UK banks are withdrawing their first-time buyer mortgages

Low deposit mortgages, which tend to be popular with first-time buyers, are dropping from the mortgage market 

Getting onto the property ladder just got even harder. In the wake of the mini-budget, which was presented by former chancellor Kwasi Kwarteng last month and caused chaos in the UK mortgage market, the number of low-deposit 95% mortgages on sale has dropped by more than half.

As a result of years of rising average house prices (which hit a record high of £371,158 in October according to Rightmove), a 95% mortgage, requiring a deposit of 5%, is often an attractive option for first-time buyers.

Last year, the government introduced a new guarantee scheme encouraging mortgage lenders to offer 95% deals, subject to the usual checks.

According to the financial monitoring website Moneyfacts, there has been an almost 52% drop in the number of these mortgages available since Kwarteng’s mini-budget, and a 61% decrease since December last year. 

Just 137 95% mortgages were available for new buyers on Monday (24 October) compared with 283 available on 23 September, the day of the mini-budget. On 1 December 2021, meanwhile, there were 353 options available.

What’s behind this vanishing act? The UK’s mortgage market has been in flux since September, when Kwarteng’s mini-budget (which included since-discarded measures like getting rid of the top rate of tax for high earners) sparked concerns about the country’s economic stability.

A sharp rise in gilt yields, the interest paid on government loans, made it difficult to set lending rates, and mortgage providers started pulling their products from the market in droves.

Although most of the measures in the mini-budget have since been rejected by the new chancellor, Jeremy Hunt, and the majority of lenders have returned to the market, there are still significantly fewer deals available, and interest rates have reached a 14-year high – with average two- and five-year fixed rates hitting 6.65% and 6.51% .

According to Moneyfacts, the total number of mortgage deals available in the UK is now at 3,067, significantly lower than 3,961 on the morning of Kwarteng’s statement, but up from 2,258 at the start of October. 

The mortgage market has been in flux since last month’s mini-budget

With the markets still in a state of uncertainty, it’s perhaps unsurprising that lenders are moving away from the 95% mortgage, which might seem too high risk (not least because of the risk of negative equity, and the fact that the government’s current guarantee is set to come to an end in December). Indeed, at the start of the Covid pandemic, the number of low-deposit mortgages dropped significantly.

But if thoughts of deposits and mortgages still seem a long way off, how will this news impact you? The rental landscape will be affected by a potential bottleneck of would-be buyers, who are forced to remain as tenants, exacerbating the sector’s supply and demand problem.  

“Getting on the housing ladder is ferociously expensive, and the situation has deteriorated in recent weeks as cheap mortgage deals have been pulled from the market and interest rates have gone up,” says Laura Howard, personal finance expert at Forbes Advisor. “Inevitably, first-time buyers will be struggling even more in this market, both in terms of getting enough money together for a deposit and then forking out for the monthly payments.

“That means some will simply have to bide their time because they can’t afford to move from their existing accommodation, very often a rented property. But if fewer people are moving away from the rental market, that increases demand and pushes up competition for available lets – and pushes up rent prices as well. Talk to any would-be tenant and you very soon hear tales of landlords opening bidding wars for monthly rents and commanding payments of several months’ rent in advance.”

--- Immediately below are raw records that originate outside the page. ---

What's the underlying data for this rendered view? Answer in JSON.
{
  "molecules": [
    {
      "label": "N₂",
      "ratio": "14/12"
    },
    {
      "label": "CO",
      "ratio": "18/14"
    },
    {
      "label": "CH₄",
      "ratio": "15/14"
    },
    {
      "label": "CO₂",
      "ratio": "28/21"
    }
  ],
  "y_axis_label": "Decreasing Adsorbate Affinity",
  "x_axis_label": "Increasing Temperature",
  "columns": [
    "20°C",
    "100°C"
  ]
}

This “additional pressure on the demand for rented homes” and “upward pressure on rents” is likely to impact the south of England most, as “the costs of buying are higher and the income required to buy is greatest,” says Richard Donnell, executive director of research at Zoopla.

However, it’s possible that the recent shake-up at Downing Street could stabilise the market. “Mortgages became more costly when interest rates increased on the back of money-market alarm at Liz Truss’s economic policies,” Howard says. “Now that she has been replaced as prime minister by Rishi Sunak, we’re seeing a shift in policy that has had a calming effect on those troubled markets, and which could see the re-emergence of more affordable mortgages.

“That’s not to say getting on the housing ladder will become significantly less expensive any time soon, but it might make it more realistic for some renters who want to buy their own home.”